Review of Modeling, Modulation, and Control Strategies for the Dual-Active-Bridge DC/DC Converter

Abstract

This paper provides a comprehensive review of the existing research on the Dual Active Bridge (DAB) DC-DC converter, focusing on modeling methods, modulation strategies, optimization algorithms, and control methods. A comparative analysis of selected methods along with guidelines to assist engineers and researchers in their study of DAB is also presented. Firstly, a comprehensive review of modulation strategies for DAB is provided, ranging from classical phase-shift modulation to the popular asymmetric duty modulation. The intrinsic relationships among different modulation methods are summarized, and a comparison is made based on the difficulty of control and DAB operating characteristics. Secondly, the various modeling methods for DAB are described, including reduced-order modeling, generalized state-space averaging modeling, and discrete-time modeling methods.

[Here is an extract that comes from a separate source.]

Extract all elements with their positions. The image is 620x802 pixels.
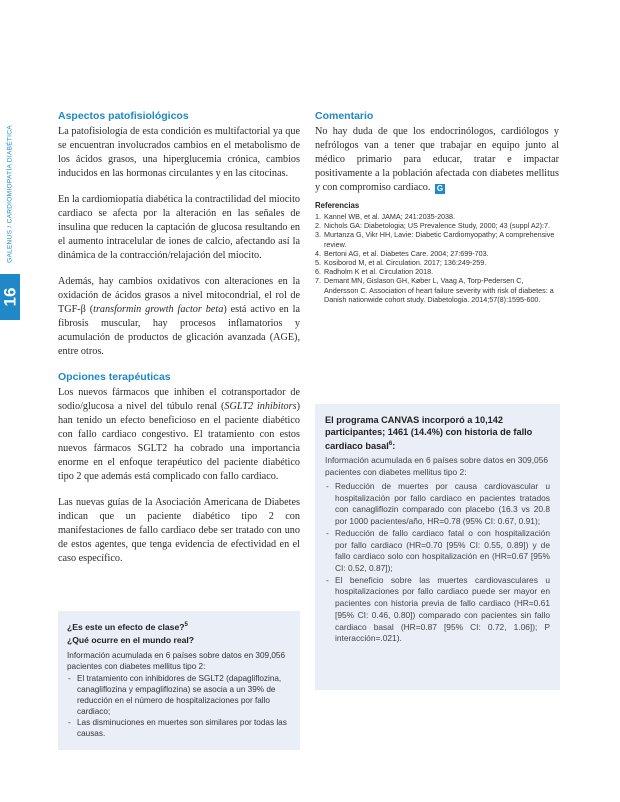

A comparison is made based on the suitability for different application scenarios, providing recommendations for the adoption of different modeling methods. Furthermore, a survey of optimization algorithms for modulation methods is presented, including classical algorithms, swarm intelligence optimization, and reinforcement learning algorithms. A number of criteria are proposed for different algorithms, and an analysis of the unresolved challenges and future prospects is provided. Finally, the advanced control methods for DAB are summarized based on control effectiveness and applicability. The article concludes with a summary and an outlook on future research directions is also provided.